What are the implications for teaching and learning?

While interactive lecture tools and other response systems focus on increasing audience engagement, it may not automatically equate to deeper, intellectual engagement with course concepts. Similar to the implementation of any technology or instructional approach, the success of an interactive lecture tool is dependent on structuring each learning opportunity to align with the outcomes of the session. The following list identifies recommendations to augment a lecture-based classroom with response systems:

  • Try before you buy: Before the adoption of an interactive lecture tool, free(mium) audience response tools (PolleverywhereKahoot!Twitter PollsPingoSocrativeNearpodQuiz Socket) can allow an educator to reflect on existing practices, and assess their impact through the learner data collected.

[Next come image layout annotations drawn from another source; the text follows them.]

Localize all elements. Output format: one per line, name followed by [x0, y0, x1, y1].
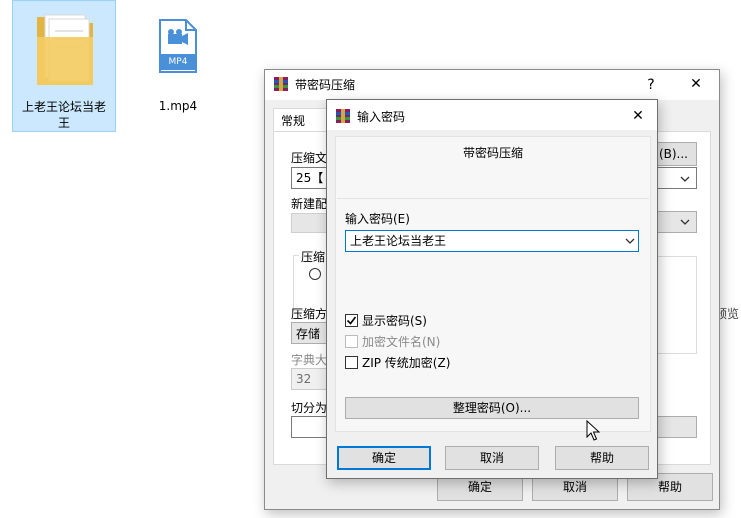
archive-dialog-title: 带密码压缩	[295, 78, 356, 92]
format-group-label: 压缩	[299, 249, 328, 265]
zip-legacy-label[interactable]: ZIP 传统加密(Z)	[362, 355, 450, 371]
close-button[interactable]: ✕	[685, 76, 707, 92]
password-label: 输入密码(E)	[345, 212, 410, 226]
password-dialog: 输入密码 ✕ 带密码压缩 输入密码(E) 上老王论坛当老王 显示密码(S) 加密…	[326, 99, 658, 479]
folder-label: 上老王论坛当老王	[21, 100, 106, 130]
close-button[interactable]: ✕	[627, 108, 649, 124]
tab-general-label: 常规	[281, 114, 306, 128]
split-right-box	[657, 416, 697, 438]
format-radio[interactable]	[309, 268, 321, 280]
password-dialog-title: 输入密码	[357, 110, 406, 124]
chevron-down-icon	[680, 219, 690, 225]
show-password-label[interactable]: 显示密码(S)	[362, 313, 427, 329]
profile-dropdown[interactable]	[657, 211, 697, 233]
video-label: 1.mp4	[158, 99, 198, 113]
password-input[interactable]: 上老王论坛当老王	[345, 230, 639, 252]
dict-field: 32	[291, 368, 331, 390]
winrar-icon	[336, 109, 350, 123]
help-button[interactable]: 帮助	[555, 446, 649, 470]
split-label: 切分为	[291, 401, 328, 415]
profile-label: 新建配	[291, 197, 328, 211]
folder-item[interactable]: 上老王论坛当老王	[12, 0, 116, 132]
encrypt-filenames-label: 加密文件名(N)	[362, 335, 441, 349]
zip-legacy-checkbox[interactable]	[345, 356, 358, 369]
archive-name-dropdown[interactable]	[657, 167, 697, 189]
method-dropdown[interactable]: 存储	[291, 322, 331, 344]
help-title-button[interactable]: ?	[641, 77, 661, 93]
video-badge: MP4	[168, 57, 188, 67]
chevron-down-icon[interactable]	[623, 234, 637, 248]
profile-left-box	[291, 213, 331, 233]
ok-button[interactable]: 确定	[337, 446, 431, 470]
password-dialog-titlebar: 输入密码 ✕	[327, 100, 657, 130]
check-icon	[346, 316, 357, 325]
dict-label: 字典大	[291, 353, 328, 367]
archive-name-field[interactable]: 25【	[291, 167, 331, 189]
browse-button[interactable]: (B)...	[655, 142, 697, 166]
mouse-cursor-icon	[586, 420, 600, 441]
tab-general[interactable]: 常规	[273, 108, 333, 132]
organize-passwords-button[interactable]: 整理密码(O)...	[345, 397, 639, 419]
password-dialog-heading: 带密码压缩	[462, 146, 523, 160]
folder-icon	[37, 14, 93, 85]
archive-name-label: 压缩文	[291, 151, 328, 165]
archive-dialog-titlebar: 带密码压缩 ? ✕	[265, 70, 719, 100]
split-field[interactable]	[291, 416, 331, 438]
video-file-item[interactable]: MP4 1.mp4	[130, 0, 226, 113]
preview-box	[657, 256, 697, 354]
method-value: 存储	[296, 327, 321, 341]
method-label: 压缩方	[291, 307, 328, 321]
encrypt-filenames-checkbox	[345, 335, 358, 348]
chevron-down-icon	[680, 176, 690, 182]
show-password-checkbox[interactable]	[345, 314, 358, 327]
cancel-button[interactable]: 取消	[445, 446, 539, 470]
winrar-icon	[274, 77, 288, 91]
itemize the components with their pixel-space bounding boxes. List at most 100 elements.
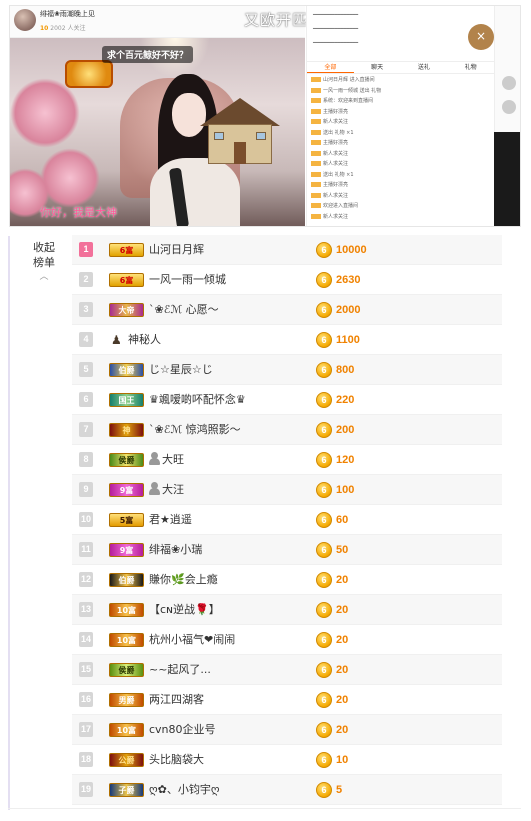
ranking-row[interactable]: 1 6富 山河日月辉 6 10000 — [72, 235, 502, 265]
chat-header: ━━━━━━━━━━━━━━━ ━━━━━━━━━━━━━━━ ━━━━━━━━… — [307, 6, 494, 62]
user-name[interactable]: `❀ℰℳ 惊鸿照影～ — [149, 415, 241, 445]
ranking-row[interactable]: 8 侯爵 大旺 6 120 — [72, 445, 502, 475]
ranking-row[interactable]: 3 大帝 `❀ℰℳ 心愿～ 6 2000 — [72, 295, 502, 325]
contribution-value: 220 — [336, 394, 355, 406]
user-name[interactable]: cvn80企业号 — [149, 715, 216, 745]
mystery-user-icon: ♟ — [111, 333, 122, 347]
tab-presents[interactable]: 礼物 — [447, 62, 494, 73]
rank-number: 16 — [79, 692, 93, 707]
level-badge: 6富 — [109, 273, 144, 287]
level-badge: 国王 — [109, 393, 144, 407]
contribution-value: 10000 — [336, 244, 367, 256]
user-name[interactable]: 大汪 — [149, 475, 184, 505]
viewer-avatar[interactable] — [502, 76, 516, 90]
user-name[interactable]: 一风一雨一倾城 — [149, 265, 226, 295]
tab-all[interactable]: 全部 — [307, 62, 354, 73]
tab-gifts[interactable]: 送礼 — [401, 62, 448, 73]
anchor-avatar[interactable] — [14, 9, 36, 31]
coin-icon: 6 — [316, 782, 332, 798]
coin-icon: 6 — [316, 392, 332, 408]
rank-number: 10 — [79, 512, 93, 527]
contribution-value: 60 — [336, 514, 349, 526]
chat-message: 新人求关注 — [311, 150, 490, 161]
ranking-row[interactable]: 9 9富 大汪 6 100 — [72, 475, 502, 505]
level-badge: 公爵 — [109, 753, 144, 767]
user-name[interactable]: `❀ℰℳ 心愿～ — [149, 295, 219, 325]
user-name[interactable]: ~~起风了... — [149, 655, 211, 685]
contribution-value: 100 — [336, 484, 355, 496]
coin-icon: 6 — [316, 452, 332, 468]
contribution-value: 20 — [336, 694, 349, 706]
contribution-value: 120 — [336, 454, 355, 466]
user-name-text: ~~起风了... — [149, 663, 211, 676]
coin-icon: 6 — [316, 572, 332, 588]
house-gift-icon — [200, 98, 280, 168]
user-name[interactable]: 头比脑袋大 — [149, 745, 204, 775]
user-name-text: cvn80企业号 — [149, 723, 216, 736]
contribution-value: 10 — [336, 754, 349, 766]
rank-number: 9 — [79, 482, 93, 497]
tab-chat[interactable]: 聊天 — [354, 62, 401, 73]
user-name[interactable]: ♛颯嗳啲吥配怀念♛ — [149, 385, 246, 415]
level-badge: 子爵 — [109, 783, 144, 797]
ranking-row[interactable]: 11 9富 绯福❀小瑞 6 50 — [72, 535, 502, 565]
user-name[interactable]: 【ᴄɴ逆战🌹】 — [149, 595, 220, 625]
video-frame[interactable]: 求个百元鲸好不好？ 你好，我是大神 …… — [10, 38, 305, 226]
ranking-row[interactable]: 18 公爵 头比脑袋大 6 10 — [72, 745, 502, 775]
live-stream-preview[interactable]: 绯福❀雨潮晚上见 10 2002 人关注 又欧开匹哦走 求个百元鲸好不好？ 你好… — [9, 5, 521, 227]
user-name[interactable]: じ☆星辰☆じ — [149, 355, 213, 385]
user-name[interactable]: 绯福❀小瑞 — [149, 535, 202, 565]
ranking-row[interactable]: 6 国王 ♛颯嗳啲吥配怀念♛ 6 220 — [72, 385, 502, 415]
user-name[interactable]: 两江四湖客 — [149, 685, 204, 715]
speech-bubble: 求个百元鲸好不好？ — [102, 46, 194, 63]
anchor-name[interactable]: 绯福❀雨潮晚上见 — [40, 9, 95, 19]
level-badge: 大帝 — [109, 303, 144, 317]
level-badge: 伯爵 — [109, 573, 144, 587]
user-name[interactable]: ღ✿、小钧宇ღ — [149, 775, 220, 805]
user-name[interactable]: 神秘人 — [128, 325, 161, 355]
level-badge: 男爵 — [109, 693, 144, 707]
rank-number: 15 — [79, 662, 93, 677]
user-avatar-icon — [149, 452, 160, 465]
ranking-row[interactable]: 17 10富 cvn80企业号 6 20 — [72, 715, 502, 745]
chat-messages: 山河日月辉 进入直播间 一风一雨一倾城 送出 礼物 系统：欢迎来到直播间 主播好… — [307, 74, 494, 225]
rank-number: 18 — [79, 752, 93, 767]
ranking-row[interactable]: 16 男爵 两江四湖客 6 20 — [72, 685, 502, 715]
chat-message: 新人求关注 — [311, 118, 490, 129]
chat-message: 欢迎进入直播间 — [311, 202, 490, 213]
ranking-row[interactable]: 13 10富 【ᴄɴ逆战🌹】 6 20 — [72, 595, 502, 625]
viewer-avatar[interactable] — [502, 100, 516, 114]
chat-message: 山河日月辉 进入直播间 — [311, 76, 490, 87]
user-name[interactable]: 賺你🌿会上瘾 — [149, 565, 218, 595]
collapse-ranking-button[interactable]: 收起 榜单 ︿ — [20, 240, 68, 282]
level-badge: 侯爵 — [109, 453, 144, 467]
coin-icon: 6 — [316, 512, 332, 528]
fan-rank-widget[interactable] — [494, 132, 520, 226]
ranking-row[interactable]: 5 伯爵 じ☆星辰☆じ 6 800 — [72, 355, 502, 385]
rank-number: 13 — [79, 602, 93, 617]
coin-icon: 6 — [316, 662, 332, 678]
user-name[interactable]: 杭州小福气❤闹闹 — [149, 625, 235, 655]
user-name-text: 大汪 — [162, 483, 184, 496]
level-badge: 伯爵 — [109, 363, 144, 377]
rank-number: 19 — [79, 782, 93, 797]
user-name[interactable]: 君★逍遥 — [149, 505, 192, 535]
chat-tabs: 全部 聊天 送礼 礼物 — [307, 62, 494, 74]
ranking-row[interactable]: 7 神 `❀ℰℳ 惊鸿照影～ 6 200 — [72, 415, 502, 445]
user-name[interactable]: 大旺 — [149, 445, 184, 475]
ranking-row[interactable]: 12 伯爵 賺你🌿会上瘾 6 20 — [72, 565, 502, 595]
chat-message: 一风一雨一倾城 送出 礼物 — [311, 87, 490, 98]
ranking-row[interactable]: 14 10富 杭州小福气❤闹闹 6 20 — [72, 625, 502, 655]
ranking-row[interactable]: 10 5富 君★逍遥 6 60 — [72, 505, 502, 535]
ranking-row[interactable]: 19 子爵 ღ✿、小钧宇ღ 6 5 — [72, 775, 502, 805]
coin-icon: 6 — [316, 602, 332, 618]
level-badge: 10富 — [109, 603, 144, 617]
contribution-value: 2630 — [336, 274, 361, 286]
close-icon[interactable]: × — [468, 24, 494, 50]
ranking-row[interactable]: 15 侯爵 ~~起风了... 6 20 — [72, 655, 502, 685]
user-name[interactable]: 山河日月辉 — [149, 235, 204, 265]
rank-number: 14 — [79, 632, 93, 647]
contribution-value: 20 — [336, 724, 349, 736]
ranking-row[interactable]: 2 6富 一风一雨一倾城 6 2630 — [72, 265, 502, 295]
ranking-row[interactable]: 4 ♟ 神秘人 6 1100 — [72, 325, 502, 355]
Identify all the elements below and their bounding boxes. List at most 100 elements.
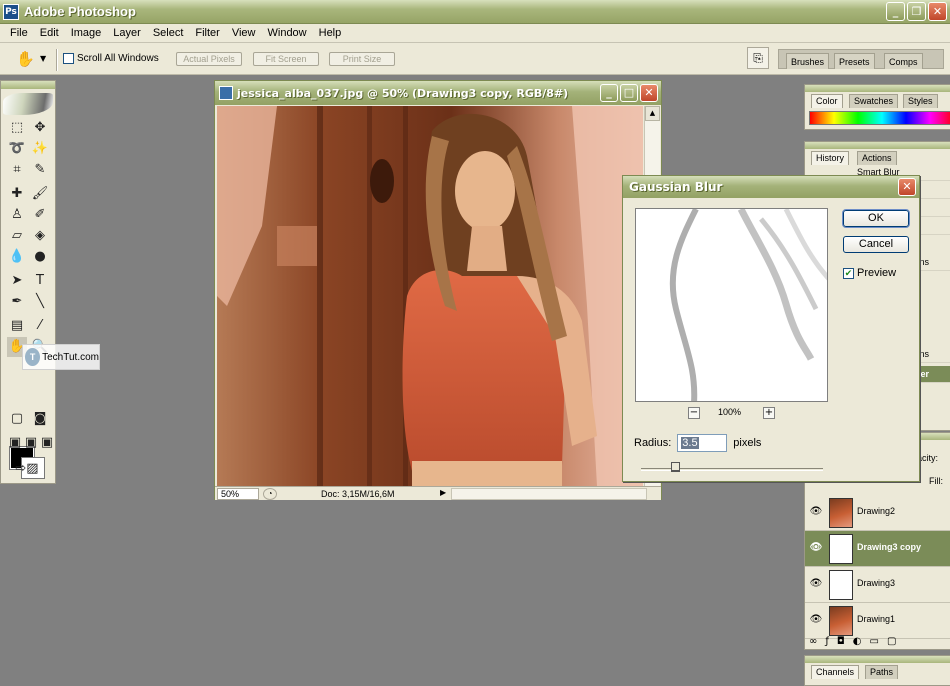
menu-image[interactable]: Image — [65, 27, 108, 39]
tab-actions[interactable]: Actions — [857, 151, 897, 165]
menu-select[interactable]: Select — [147, 27, 190, 39]
history-brush-tool-icon[interactable]: ✐ — [30, 205, 50, 225]
eye-icon[interactable]: 👁 — [809, 542, 823, 554]
document-minimize-icon[interactable]: _ — [600, 84, 618, 102]
radius-row: Radius: 3.5 pixels — [634, 434, 761, 452]
radius-input[interactable]: 3.5 — [677, 434, 728, 452]
radius-slider-thumb[interactable] — [671, 462, 680, 472]
dialog-title-bar[interactable]: Gaussian Blur ✕ — [623, 176, 919, 198]
fill-label: Fill: — [929, 476, 943, 486]
pen-tool-icon[interactable]: ✒ — [7, 292, 27, 312]
document-horizontal-scrollbar[interactable] — [451, 488, 647, 500]
menu-filter[interactable]: Filter — [189, 27, 225, 39]
scroll-up-icon[interactable]: ▲ — [645, 106, 660, 121]
ok-button[interactable]: OK — [842, 209, 910, 228]
screen-mode-full-icon[interactable]: ▣ — [37, 433, 57, 453]
status-menu-arrow-icon[interactable]: ▶ — [440, 488, 446, 497]
layer-style-icon[interactable]: ƒ — [825, 636, 829, 647]
close-icon[interactable]: ✕ — [928, 2, 947, 21]
tab-color[interactable]: Color — [811, 94, 843, 108]
photoshop-app-icon[interactable]: Ps — [3, 4, 19, 20]
document-title-bar[interactable]: jessica_alba_037.jpg @ 50% (Drawing3 cop… — [215, 81, 661, 105]
new-group-icon[interactable]: ▭ — [870, 636, 879, 647]
tab-paths[interactable]: Paths — [865, 665, 899, 679]
paint-bucket-tool-icon[interactable]: ◈ — [30, 226, 50, 246]
status-info-icon[interactable]: ◔ — [263, 488, 277, 500]
link-layers-icon[interactable]: ∞ — [809, 636, 817, 647]
line-tool-icon[interactable]: ╲ — [30, 292, 50, 312]
hand-tool-icon[interactable]: ✋ — [16, 50, 35, 68]
path-selection-tool-icon[interactable]: ➤ — [7, 271, 27, 291]
menu-edit[interactable]: Edit — [34, 27, 65, 39]
layer-row-drawing1[interactable]: 👁 Drawing1 — [805, 603, 950, 639]
toggle-palettes-icon[interactable]: ⎘ — [747, 47, 769, 69]
fit-screen-button[interactable]: Fit Screen — [253, 52, 319, 66]
scroll-all-windows-checkbox[interactable] — [63, 53, 74, 64]
eyedropper-tool-icon[interactable]: ⁄ — [30, 316, 50, 336]
eye-icon[interactable]: 👁 — [809, 614, 823, 626]
add-mask-icon[interactable]: ◘ — [837, 636, 845, 647]
jump-to-imageready-icon[interactable]: ⇨▨ — [7, 459, 47, 479]
lasso-tool-icon[interactable]: ➰ — [7, 139, 27, 159]
dialog-close-icon[interactable]: ✕ — [898, 178, 916, 196]
preview-checkbox[interactable]: ✔ — [843, 267, 854, 279]
eye-icon[interactable]: 👁 — [809, 506, 823, 518]
slice-tool-icon[interactable]: ✎ — [30, 160, 50, 180]
notes-tool-icon[interactable]: ▤ — [7, 316, 27, 336]
type-tool-icon[interactable]: T — [30, 271, 50, 291]
scroll-all-windows-option[interactable]: Scroll All Windows — [63, 53, 159, 64]
tool-preset-caret-icon[interactable]: ▼ — [40, 54, 46, 63]
adjustment-layer-icon[interactable]: ◐ — [853, 636, 862, 647]
document-maximize-icon[interactable]: □ — [620, 84, 638, 102]
blur-preview-window[interactable] — [635, 208, 828, 402]
new-layer-icon[interactable]: ▢ — [887, 636, 896, 647]
preview-option[interactable]: ✔ Preview — [843, 267, 896, 279]
restore-icon[interactable]: ❐ — [907, 2, 926, 21]
tab-channels[interactable]: Channels — [811, 665, 860, 679]
brush-tool-icon[interactable]: 🖌 — [30, 184, 50, 204]
move-tool-icon[interactable]: ✥ — [30, 118, 50, 138]
dodge-tool-icon[interactable]: ● — [30, 247, 50, 267]
tab-styles[interactable]: Styles — [903, 94, 938, 108]
well-tab-comps[interactable]: Comps — [884, 53, 923, 69]
print-size-button[interactable]: Print Size — [329, 52, 395, 66]
healing-brush-tool-icon[interactable]: ✚ — [7, 184, 27, 204]
menu-view[interactable]: View — [226, 27, 262, 39]
color-spectrum-ramp[interactable] — [809, 111, 950, 125]
well-tab-presets[interactable]: Presets — [834, 53, 875, 69]
clone-stamp-tool-icon[interactable]: ♙ — [7, 205, 27, 225]
menu-file[interactable]: File — [4, 27, 34, 39]
layer-row-drawing2[interactable]: 👁 Drawing2 — [805, 495, 950, 531]
menu-layer[interactable]: Layer — [107, 27, 147, 39]
minimize-icon[interactable]: _ — [886, 2, 905, 21]
marquee-tool-icon[interactable]: ⬚ — [7, 118, 27, 138]
photoshop-feather-logo[interactable] — [3, 93, 53, 115]
toolbox-grip[interactable] — [1, 81, 55, 89]
tab-history[interactable]: History — [811, 151, 850, 165]
menu-help[interactable]: Help — [313, 27, 348, 39]
blur-tool-icon[interactable]: 💧 — [7, 247, 27, 267]
standard-mode-icon[interactable]: ▢ — [7, 409, 27, 429]
magic-wand-tool-icon[interactable]: ✨ — [30, 139, 50, 159]
preview-zoom-out-icon[interactable]: − — [688, 407, 700, 419]
menu-window[interactable]: Window — [262, 27, 313, 39]
quick-mask-mode-icon[interactable]: ◙ — [30, 409, 50, 429]
preview-zoom-in-icon[interactable]: + — [763, 407, 775, 419]
layer-row-drawing3-copy[interactable]: 👁 Drawing3 copy — [805, 531, 950, 567]
tab-swatches[interactable]: Swatches — [849, 94, 899, 108]
layer-name: Drawing1 — [857, 614, 896, 624]
actual-pixels-button[interactable]: Actual Pixels — [176, 52, 242, 66]
well-tab-brushes[interactable]: Brushes — [786, 53, 830, 69]
eraser-tool-icon[interactable]: ▱ — [7, 226, 27, 246]
zoom-level-field[interactable]: 50% — [217, 488, 259, 500]
document-close-icon[interactable]: ✕ — [640, 84, 658, 102]
color-palette-grip[interactable] — [805, 85, 950, 92]
channels-palette-grip[interactable] — [805, 656, 950, 663]
radius-slider-track[interactable] — [641, 468, 823, 471]
document-canvas[interactable] — [217, 106, 643, 486]
cancel-button[interactable]: Cancel — [843, 236, 909, 253]
history-palette-grip[interactable] — [805, 142, 950, 149]
crop-tool-icon[interactable]: ⌗ — [7, 160, 27, 180]
layer-row-drawing3[interactable]: 👁 Drawing3 — [805, 567, 950, 603]
eye-icon[interactable]: 👁 — [809, 578, 823, 590]
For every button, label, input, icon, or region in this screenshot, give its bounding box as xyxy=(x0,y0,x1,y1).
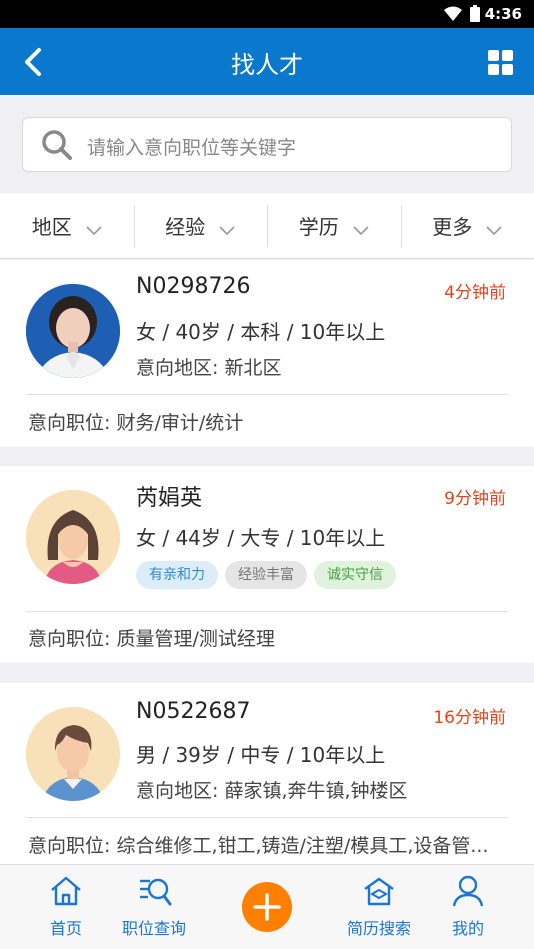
post-time: 9分钟前 xyxy=(444,489,506,509)
tab-label: 简历搜索 xyxy=(346,919,411,938)
filter-label: 地区 xyxy=(31,215,72,239)
tab-label: 首页 xyxy=(49,919,82,938)
battery-icon xyxy=(470,5,480,26)
filter-label: 学历 xyxy=(298,215,339,239)
filter-region[interactable]: 地区 xyxy=(0,193,134,258)
post-time: 16分钟前 xyxy=(433,708,506,728)
filter-bar: 地区 经验 学历 更多 xyxy=(0,193,534,259)
candidate-name: 芮娟英 xyxy=(136,486,203,511)
tab-label: 职位查询 xyxy=(121,919,186,938)
filter-more[interactable]: 更多 xyxy=(400,193,534,258)
chevron-down-icon xyxy=(219,217,235,241)
filter-experience[interactable]: 经验 xyxy=(133,193,268,258)
chevron-down-icon xyxy=(86,217,102,241)
candidate-name: N0522687 xyxy=(136,699,251,724)
wifi-icon xyxy=(444,6,462,26)
resume-search-icon xyxy=(361,877,397,911)
candidate-card[interactable]: N0298726 4分钟前 女 / 40岁 / 本科 / 10年以上 意向地区:… xyxy=(0,260,534,447)
candidate-region: 意向地区: 薛家镇,奔牛镇,钟楼区 xyxy=(136,780,408,802)
job-search-icon xyxy=(136,878,172,911)
filter-label: 经验 xyxy=(165,215,206,239)
candidate-region: 意向地区: 新北区 xyxy=(136,357,282,379)
tag: 诚实守信 xyxy=(314,561,396,589)
tab-job-search[interactable]: 职位查询 xyxy=(118,875,190,939)
candidate-position: 意向职位: 质量管理/测试经理 xyxy=(28,628,275,650)
search-placeholder: 请输入意向职位等关键字 xyxy=(87,137,297,159)
plus-icon xyxy=(242,893,292,936)
chevron-down-icon xyxy=(353,217,369,241)
filter-label: 更多 xyxy=(432,215,473,239)
chevron-down-icon xyxy=(486,217,502,241)
filter-education[interactable]: 学历 xyxy=(267,193,401,258)
home-icon xyxy=(49,876,83,911)
search-icon xyxy=(41,129,73,165)
avatar xyxy=(26,284,120,378)
bottom-tab-bar: 首页 职位查询 简历搜索 我的 xyxy=(0,864,534,949)
candidate-card[interactable]: 芮娟英 9分钟前 女 / 44岁 / 大专 / 10年以上 有亲和力 经验丰富 … xyxy=(0,466,534,663)
user-icon xyxy=(451,875,485,911)
tab-resume-search[interactable]: 简历搜索 xyxy=(343,875,415,939)
status-bar: 4:36 xyxy=(0,0,534,28)
tab-home[interactable]: 首页 xyxy=(46,875,86,939)
candidate-card[interactable]: N0522687 16分钟前 男 / 39岁 / 中专 / 10年以上 意向地区… xyxy=(0,683,534,864)
divider xyxy=(26,817,508,818)
avatar xyxy=(26,490,120,584)
app-bar: 找人才 xyxy=(0,28,534,95)
divider xyxy=(26,394,508,395)
tag: 有亲和力 xyxy=(136,561,218,589)
tag: 经验丰富 xyxy=(225,561,307,589)
search-area: 请输入意向职位等关键字 xyxy=(0,95,534,193)
page-title: 找人才 xyxy=(231,51,303,79)
post-time: 4分钟前 xyxy=(444,283,506,303)
candidate-info: 女 / 40岁 / 本科 / 10年以上 xyxy=(136,320,386,344)
divider xyxy=(26,611,508,612)
status-time: 4:36 xyxy=(484,5,522,23)
tab-mine[interactable]: 我的 xyxy=(448,875,488,939)
tab-label: 我的 xyxy=(451,919,484,938)
candidate-name: N0298726 xyxy=(136,274,251,299)
candidate-position: 意向职位: 综合维修工,钳工,铸造/注塑/模具工,设备管... xyxy=(28,835,489,857)
candidate-info: 男 / 39岁 / 中专 / 10年以上 xyxy=(136,743,386,767)
grid-menu-icon[interactable] xyxy=(488,50,514,76)
candidate-position: 意向职位: 财务/审计/统计 xyxy=(28,412,244,434)
candidate-info: 女 / 44岁 / 大专 / 10年以上 xyxy=(136,526,386,550)
avatar xyxy=(26,707,120,801)
search-input[interactable]: 请输入意向职位等关键字 xyxy=(22,117,512,172)
add-button[interactable] xyxy=(242,882,292,932)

  • Measure changing responses: Pose a question at the beginning of the lecture about a particular topic before instruction, and pose the question again at the end of the lecture to compare.
  • Think-Pair-Share: Before sharing the answer with students, ask students to individually respond, then group students to discuss in pairs of the answer they gave, then respond individually again.
  • On-going course evaluations: Deploy anonymous course evaluation questions through the semester to review and implement student-led feedback in the course.